In a very bizarre situation, the greenest state in the nation—our beloved California—is closing recycling centers and losing green jobs, as reported by the Los Angeles Times.
An excerpt.
“Recycling centers across California are closing, and scores of troubled youths are being tossed from "green" jobs onto unemployment rolls in the wake of Sacramento's raid on bottle deposit funds.
“California's recycling treasury, filled by consumers' nickel and dime deposits on drink containers, had hummed along successfully for two decades until state officials left it nearly bankrupt after taking $451 million out to help balance the budget.
“The unredeemed deposits that subsidized recycling facilities and such projects as a local conservation corps are virtually gone, leaving the programs in the lurch.
“Now operators of recycling depots in many supermarket parking lots are suing the state. Without the subsidies, Tomra Pacific Inc., a leading depot company, has closed at least 33 recycling sites -- more than 8% of its total, said company president Adrian White.
"Finding a location to recycle is going to get harder," White said.
“Lacking a nearby redemption center, consumers can return containers to the grocery store. But the obscure state law permitting that is as unfamiliar to consumers as it is to most store employees.
"If . . . you have to be in the know just to get your deposit back," then the promise at the core of the bottle program -- pay a deposit, get it back when you recycle -- is voided, said Susan Collins, executive director of the nonprofit advocacy group Container Recycling Institute.
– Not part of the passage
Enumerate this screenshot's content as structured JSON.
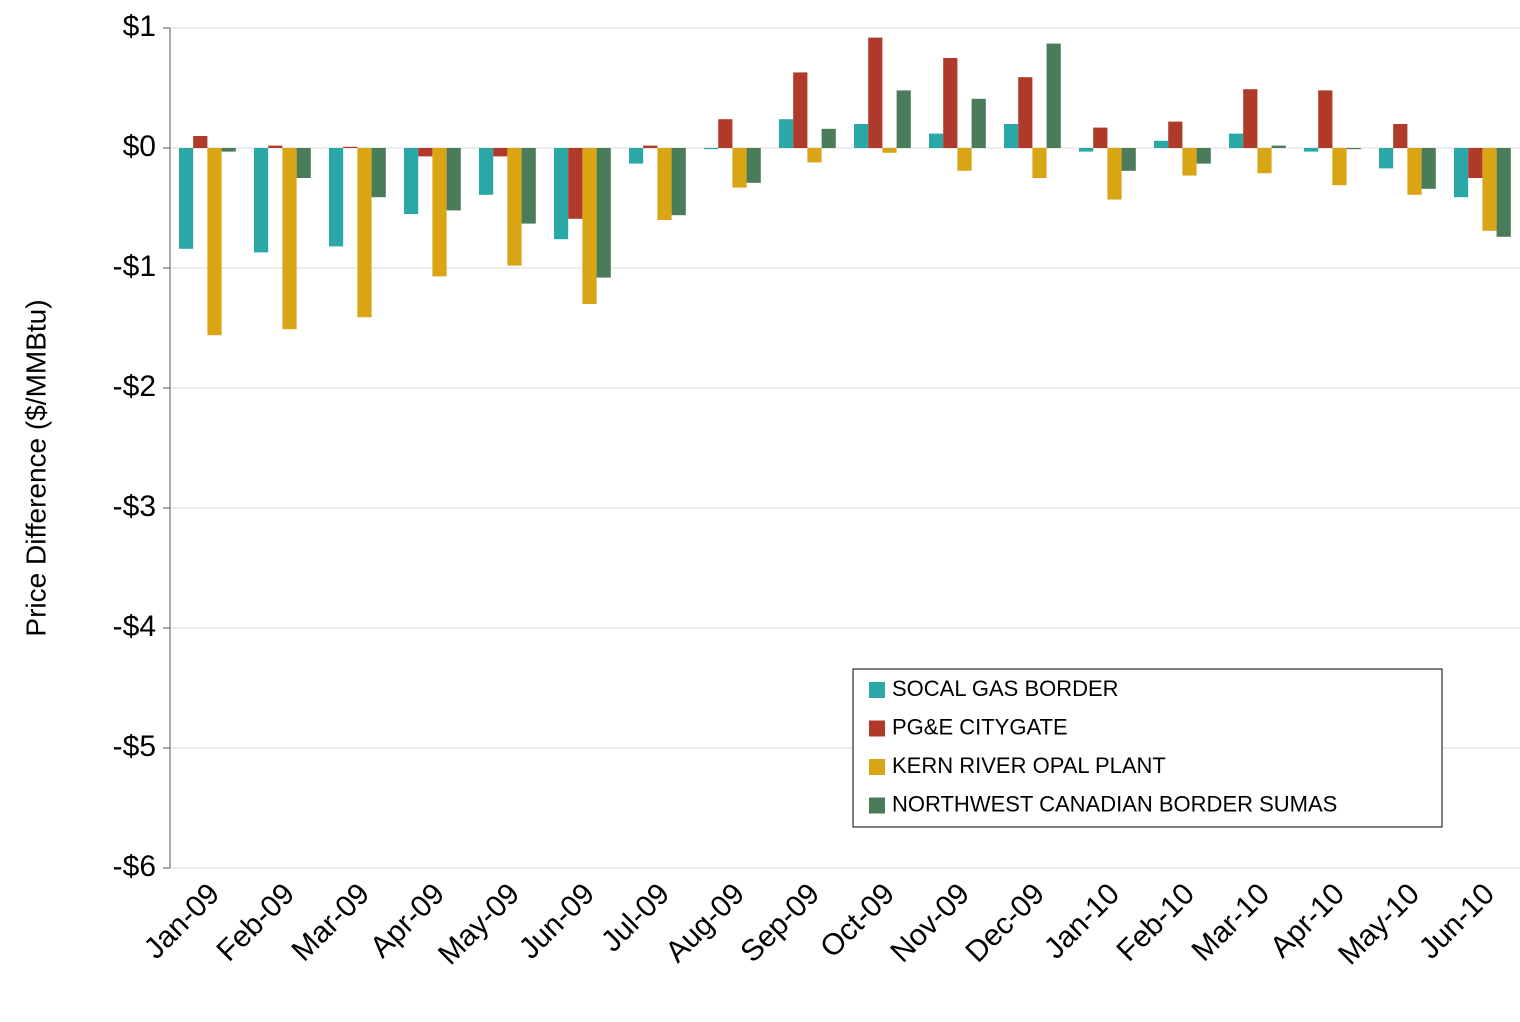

“Beyond the recycling program are the regional conservation groups that employ at-risk youths -- high-school dropouts, former gang members and parolees.
“Scott Dosick, spokesman for the California Assn. of Local Conservation Corps, said that the state's 12 programs typically employ 4,000 but that cutbacks this year have eliminated roughly 500 of those jobs.
"We are their last resort," Dosick said of corps members. "If we lay them off, they're pretty much back on the street.
"Once they're gone," he said, "the odds of getting them back are extraordinarily slim."
“Lawmakers tried last summer to increase deposits or impose new ones on roughly 5 billion drink containers to replenish the recycling fund. Opponents called the effort a back-door tax increase; Gov. Arnold Schwarzenegger vetoed it. On July 1, the Schwarzenegger administration cut 85% of the state subsidies, and this month it eliminated them entirely.”